Known lead. Once you’ve raised at least 15 – 25 percent of your round, it’s time to go after the big-kahuna:  A person who is widely recognized as one of the foremost experts in your field, willing to put their money and reputation on the line. This could be the CEO of a company in an area related to yours, a high-profile professor of entrepreneurship, a venture capitalist investing their personal funds on the side, someone in a leadership position at an angel network, or a super-angel like Ron Conway who has made investments in over 75 startups. This person’s involvement will put a stamp of approval on both your startup, and the deal you are pitching (no more questions about valuation after this person invests).
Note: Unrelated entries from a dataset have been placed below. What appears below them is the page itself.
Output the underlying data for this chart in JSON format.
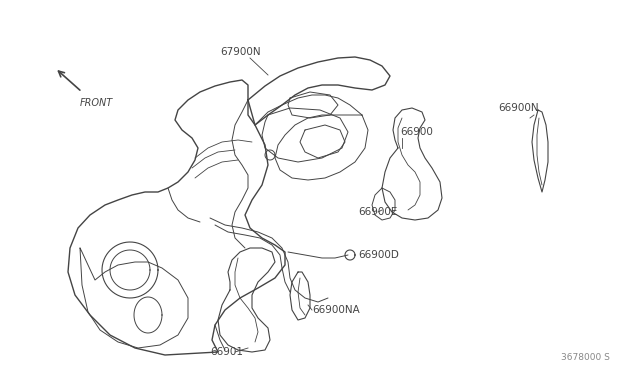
{
  "bg_color": "#ffffff",
  "line_color": "#444444",
  "text_color": "#444444",
  "part_number_bottom_right": "3678000 S",
  "figsize": [
    6.4,
    3.72
  ],
  "dpi": 100,
  "xlim": [
    0,
    640
  ],
  "ylim": [
    0,
    372
  ]
}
Angel networks. Angel networks, like New York Angels, the Band of Angels, or Common Angels, are getting more and more sophisticated in the way they assess and negotiate investment opportunities. They are tough nuts to crack, but you’ll vastly improve your chances if you have a good amount of your round raised, and a known lead involved. The beauty of the angel networks is that when you pitch them, you’ll get in front of a dozen or more people, each with a big checkbook. If you get one to bite, you’ll likely get others, and you may even be able to close your entire round.

Fillers. If you are just a bit short of closing your round, don’t give up. You’ve already done the toughest part, so get the round completed (or even over-subscribed, meaning you raise more than your target). At this point, broaden your reach to include trust-funders, investment bankers, hedge fund moguls, and others with ample means.

What tactics have helped you raise angel capital? Please share comments…

4 things to consider before you ride on the wings of angels

May 5, 2010

Before you seek financing from angel investors or angel networks, make sure the fit is right. If you or one of your co-founders has built a business before, sold it, and made profits for your investors, you can probably break the rules. Otherwise, take note of the following guidelines:

1.) What stage are you at? In general, your chances of raising angel funding are much greater if you’ve already got a product developed. It doesn’t have to be full-blown, but the most critical features should be operational. Get that product created any way you can – with financing from your savings, your credit cards, or from friends and family, by giving away equity to partners, by bartering for services – whatever it takes. Just have it up and running.

2.) What’s the money for? As per the paragraph above, many angels are reluctant to spend money to help you build your site. They’d rather see you put their money towards proving customers want your product. Use angel money to find out what percentage of people who see your product use it, pay for it, stick with it, and tell friends about it. Have quantifiable targets in mind, and measure your results.

3.) How much do you need?  An angel round is typically between $100,000 and $750,000, and individual angels tend to write checks for $25,000 to $100,000 each. Looking for less? Go back to friends, family, savings, etc. Looking for more? Either find a way to make do with less, or take a shot at raising venture capital.

4.) What’s your exit strategy? Your rich Uncle may invest because he loves you, but angels have other goals in mind. Yes, many angels get off on helping to create new business, but for the most part they are economic animals. They want a return on their investments. How and when will you turn their $25,000 into a much bigger amount of cash? You can’t know for sure, but have a reasonable hypothesis in mind before you pitch.